De la page au cerveau

Publié le par la freniere

Réfractaire au genre dominant (le roman), j'écris sans pedigree. Un critique m'a coté zéro à la suite d'un récit. Lorsque je peine à être là, quelques phrases me remplacent. Le cri est une parole qui sort du tunnel. La joie d'être n'est jamais seule. L'imaginaire et le réel se tutoient. Nous sommes doublement, par le corps et l'esprit, par le geste et la parole. Quand on prononce le mot arbre, ses branches se déplient et ses racines s'enfoncent dans le sol. De la chenille au papillon, quand j'ouvre un livre au hasard, il y a des mots comme des mues d'insectes. Des images s'envolent de la page au cerveau. Le corps est une maison hantée. J'avance dans un champ de mines du bout de la langue ou du crayon. Un mulot quête les miettes dans le corridor du cœur. Il y a trop de prédateurs dans les jardins secrets.

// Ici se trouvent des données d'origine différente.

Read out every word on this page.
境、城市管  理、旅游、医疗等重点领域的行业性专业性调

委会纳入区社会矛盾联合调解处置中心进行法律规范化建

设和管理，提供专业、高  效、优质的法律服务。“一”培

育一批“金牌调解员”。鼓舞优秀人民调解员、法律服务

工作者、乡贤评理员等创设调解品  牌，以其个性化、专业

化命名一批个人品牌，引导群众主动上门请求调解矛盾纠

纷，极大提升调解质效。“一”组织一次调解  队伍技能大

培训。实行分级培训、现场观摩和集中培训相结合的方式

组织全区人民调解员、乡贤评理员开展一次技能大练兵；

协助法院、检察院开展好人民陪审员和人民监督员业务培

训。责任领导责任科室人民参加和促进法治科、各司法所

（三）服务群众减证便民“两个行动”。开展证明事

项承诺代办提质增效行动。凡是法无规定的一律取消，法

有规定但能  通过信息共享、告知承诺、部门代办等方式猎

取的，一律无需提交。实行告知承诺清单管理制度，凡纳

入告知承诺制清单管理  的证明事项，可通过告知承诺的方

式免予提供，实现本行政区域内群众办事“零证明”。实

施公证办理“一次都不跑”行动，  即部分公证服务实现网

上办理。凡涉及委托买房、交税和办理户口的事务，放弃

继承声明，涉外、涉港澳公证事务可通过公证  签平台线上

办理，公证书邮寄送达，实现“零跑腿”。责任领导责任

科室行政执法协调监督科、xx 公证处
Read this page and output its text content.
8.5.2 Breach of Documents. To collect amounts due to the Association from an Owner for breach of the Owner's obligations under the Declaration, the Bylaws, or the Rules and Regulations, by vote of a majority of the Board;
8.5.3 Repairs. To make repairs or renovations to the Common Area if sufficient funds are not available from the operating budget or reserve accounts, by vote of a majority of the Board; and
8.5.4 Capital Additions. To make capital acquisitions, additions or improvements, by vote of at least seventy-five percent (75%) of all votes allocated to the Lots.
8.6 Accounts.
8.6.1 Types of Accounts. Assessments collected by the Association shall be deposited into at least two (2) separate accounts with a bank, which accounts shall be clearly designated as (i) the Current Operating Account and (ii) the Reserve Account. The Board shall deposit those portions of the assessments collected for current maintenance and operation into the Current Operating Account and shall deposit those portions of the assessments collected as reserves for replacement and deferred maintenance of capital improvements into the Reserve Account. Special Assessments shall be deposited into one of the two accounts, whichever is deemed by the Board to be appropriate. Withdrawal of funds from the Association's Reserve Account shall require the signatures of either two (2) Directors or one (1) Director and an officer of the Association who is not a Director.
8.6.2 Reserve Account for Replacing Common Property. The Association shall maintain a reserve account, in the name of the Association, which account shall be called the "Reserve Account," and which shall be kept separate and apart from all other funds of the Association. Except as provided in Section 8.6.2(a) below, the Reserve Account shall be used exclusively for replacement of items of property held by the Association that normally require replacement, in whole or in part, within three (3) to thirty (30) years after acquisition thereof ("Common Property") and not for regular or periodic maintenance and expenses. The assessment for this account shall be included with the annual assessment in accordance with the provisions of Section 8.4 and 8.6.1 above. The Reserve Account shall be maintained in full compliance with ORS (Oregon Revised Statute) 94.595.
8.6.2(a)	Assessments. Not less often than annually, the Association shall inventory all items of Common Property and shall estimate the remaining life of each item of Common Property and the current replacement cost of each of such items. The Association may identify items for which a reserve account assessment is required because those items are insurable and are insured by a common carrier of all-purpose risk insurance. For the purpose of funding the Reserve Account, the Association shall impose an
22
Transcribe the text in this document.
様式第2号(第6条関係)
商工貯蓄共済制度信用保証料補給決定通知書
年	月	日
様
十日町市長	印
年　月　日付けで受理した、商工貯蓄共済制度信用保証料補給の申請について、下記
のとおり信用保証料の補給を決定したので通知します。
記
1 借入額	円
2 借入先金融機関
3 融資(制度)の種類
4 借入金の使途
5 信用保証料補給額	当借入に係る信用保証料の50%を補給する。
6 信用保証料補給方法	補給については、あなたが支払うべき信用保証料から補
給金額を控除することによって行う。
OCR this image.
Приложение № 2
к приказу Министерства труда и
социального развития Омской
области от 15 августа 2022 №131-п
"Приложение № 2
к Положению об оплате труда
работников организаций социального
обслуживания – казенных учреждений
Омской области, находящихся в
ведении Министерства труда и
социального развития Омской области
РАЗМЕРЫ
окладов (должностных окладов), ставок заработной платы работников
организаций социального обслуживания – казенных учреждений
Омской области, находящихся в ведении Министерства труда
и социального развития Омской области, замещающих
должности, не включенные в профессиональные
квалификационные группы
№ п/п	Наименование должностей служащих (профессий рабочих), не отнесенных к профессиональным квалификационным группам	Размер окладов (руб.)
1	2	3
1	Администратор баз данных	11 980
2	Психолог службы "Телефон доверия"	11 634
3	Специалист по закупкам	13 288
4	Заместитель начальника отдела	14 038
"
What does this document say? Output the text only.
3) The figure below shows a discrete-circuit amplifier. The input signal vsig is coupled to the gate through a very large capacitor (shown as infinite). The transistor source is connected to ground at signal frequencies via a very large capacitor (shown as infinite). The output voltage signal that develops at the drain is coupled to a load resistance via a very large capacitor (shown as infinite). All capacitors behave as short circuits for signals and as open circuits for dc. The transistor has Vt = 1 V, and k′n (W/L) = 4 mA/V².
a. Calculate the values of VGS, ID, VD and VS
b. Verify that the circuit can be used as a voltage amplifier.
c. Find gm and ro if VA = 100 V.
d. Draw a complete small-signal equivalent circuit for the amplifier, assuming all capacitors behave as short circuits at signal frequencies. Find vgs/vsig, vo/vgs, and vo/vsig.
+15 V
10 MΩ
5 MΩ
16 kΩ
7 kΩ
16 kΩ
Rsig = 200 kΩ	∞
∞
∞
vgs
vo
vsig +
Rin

À force de vendre et d'acheter, il nous arrive de tuer jusqu'à la vie des fleurs.

 

Quand les yeux se mettent à crier, c'est comme un paysage primal. Le monde est plein de rumeurs et d'images. Les hommes s'en nourrissent. Il faut détricoter la corde où l'histoire s'est pendue. L'espérance s'agrippe à la bouée des mots même s'ils gardent fumants les souvenirs brûlés. Guetteur de signes d'un monde à l'autre, j'ouvre les yeux pour dire oui, quelques voyelles, quelques taches de couleur, c'est l'univers entier qui s'offre aux sens. La terre se défroisse sous les pas de l'enfance. Nous sommes de passage comme un arbre, une fleur, une pierre ou un ruisseau tout près de se tarir. C'est l'imminence de l'absence qui rapproche les hommes.

 

Rendu à l'âge de travailler, j'ai vite pris ma retraite. Mon CV professionnel pourrait tenir sur un coin de nappe. À voir le monde aller, je préfère ceux qui font l'autruche à ceux qui font carrière, la bave d'escargot à la poudre à canon, les carnets en lambeaux aux livres de recettes, la chair d'un avocat à la toge d'un juge, la grenade qu'on mange à celle qui décapite, les mots qui montent l'escalier aux sots qui grimpent à l'assaut, la chaleur des mains à l'hiver des choses. Je préfère l'errance, ce privilège des fauchés, aux routes balisées. J'essaie d'écrire comme on essaie de vivre. Ma peau est à l'envers sur la page. Mes veines courent le monde. Mes yeux grattent comme un ongle la peau de l'invisible.

 

Les phrases que l'on n'a pas écrites laissent des cicatrices. Les livres qu'on imprime contiennent aussi les arbres, une motte de terre, un chant d'oiseau, un doigt de pluie grattant le sol, un nid d'abeilles qui bourdonne. C'est souvent en cherchant l'essentiel qu'on se perd dans les détails. Qui joue avec les os des morts sinon le chien du fossoyeur. Qui intronise les fantômes dans un peuple de ruines, la jactance des vagues dans une mer muette? La poésie tient la vie à la portée du feu. Je veux des fleurs immenses dans le gris du banal, passer du champ de patates au jardin d’Hespéride. Le pain de chaque bouche n'a pas le même goût. Chacun l'épice avec sa vie.

 

Il y en a qui tombe dans les pommes en souvenir des fleurs. Je n'ai pas oublié les bras des marionnettes, le chant de l'enfant do, la clef des champs, la complainte infinie que susurrait ma mère, le sang bleu des rivières, le caillot dans la gorge, le casseau de baisers, la fiole du mystère qu'ébrèche le réel, les gémissements des morts, les rires des enfants, les bateaux de papier, la valise des jours sur le quai des saisons. La terre se refait d'un peu de gaz et de fumier. La vie l'imite d'un peu de chair et de chimères. J'existe par à coup, lorsque je reprends souffle dans le chaos des mots.